Trevor had attempted to broach the subject, had told him "you know I don't blame you", but, says Killian. "I was unapproachable. It was like a tender wound and if anyone went to press it I'd jump back in terror."

He recounts his first visit to the graves. "I was there about three hours, kneeling at the graves, trying to feel some sort of emotion, and all the things I need to feel I couldn't. I was as green as they come, didn't know how to deal with it. No one knew how to support me. Everyone thought they were doing the best thing I suppose, not talking about it."

This imbued in him the further destructive sense that he had no right not to be able to cope. "I was in a house full of people (he has four brothers and five sisters) and on my own.

"The only nights I got to sleep were when I was drunk enough to sleep. If I was sober I would twist and turn in the bed, relive everything and maybe at about five or six fall into a sleep from pure exhaustion. I was going around absolutely shattered, in absolute and uncontrollable grief. I missed Matthew, especially, every day. To say I adored the ground he walked on would not be enough. I can still see his face as clearly as I am looking at you.

Reaching for a napkin on the hotel bar table where we are sitting he lifts his glasses to wipe tears from his eyes. "And because I was drinking and driving home I had to run out every morning to see if I had crashed the car or whether I had dreamt it again. If anything, my driving got more reckless. And still no one wanted to talk to me about it. There was every sign there that I was becoming an alcoholic, and still no one talked about it."

Dr Stephanie Regan, who was Killian's counsellor for three years, is a psychotherapist specialising in post-trauma care.

She says the effect of a fatal road traffic accident on the driver will depend on the person. For weeks, months and possibly years, almost all will be imprisoned in their own thoughts, distanced from the world, as their minds try to process the enormity of what they have experienced.

"There is a psychological numbness, and a constant staggeringly intrusive recall of the scene. They will be distracted, never fully focused on their relationships or their job because a part of their brain will always be trying to work through what has happened. There will be enormous guilt, anger, dismay with life, complicated depressions and low self-esteem," she says.

There are numerous factors in any accident and the driver is rarely solely to blame, she says, but so painful is the idea of revisiting the scene of the carnage, they may be too terrified to allow themselves work through it.

"If they don't work through it though, they may never put it aside," which could result in a permanent change in the person's personality, a "bending of the self - a phobic defensive reaction". Or there could be a withdrawal of the person from the world - a "self-protective closing of the self because just feeling may be too painful. But this means also that they are closed from the possibility of good feelings, and at the back of their minds they know they are not living, rather looking at the world from the outside".

A driver need not know the people his or her accident has killed to experience an immense grief for their loss of life.

"There are always resonances. We all have a sister or brother or child or parent who could have been that person killed. We grieve for what those persons could have been," Dr Regan says.

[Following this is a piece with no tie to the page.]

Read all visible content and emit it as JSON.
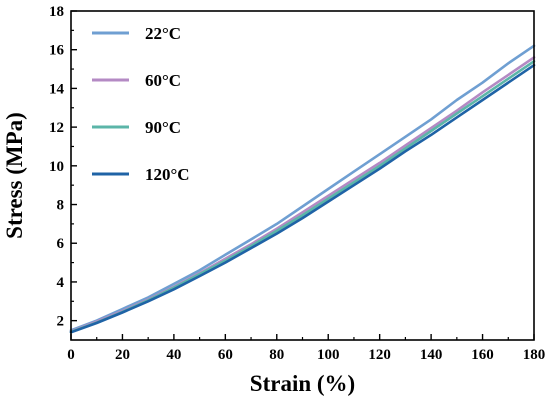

Killian feels he has now come to terms with what happened in January 1986.

"The hairs no longer stand on the back of my neck at the mention of the word `January'. Of course I still think of it and treat it with the respect it deserves, but it no longer stops me living."

Last year there were 71,337 speeding offences where fines were issued. There were 3,036 charges for dangerous driving. Sixteen people were charged with dangerous driving causing death, and eight with dangerous driving causing grievous bodily harm. So far this year, 316 people have been killed on Irish roads. Excessive speed is said to have been a factor in a majority of these.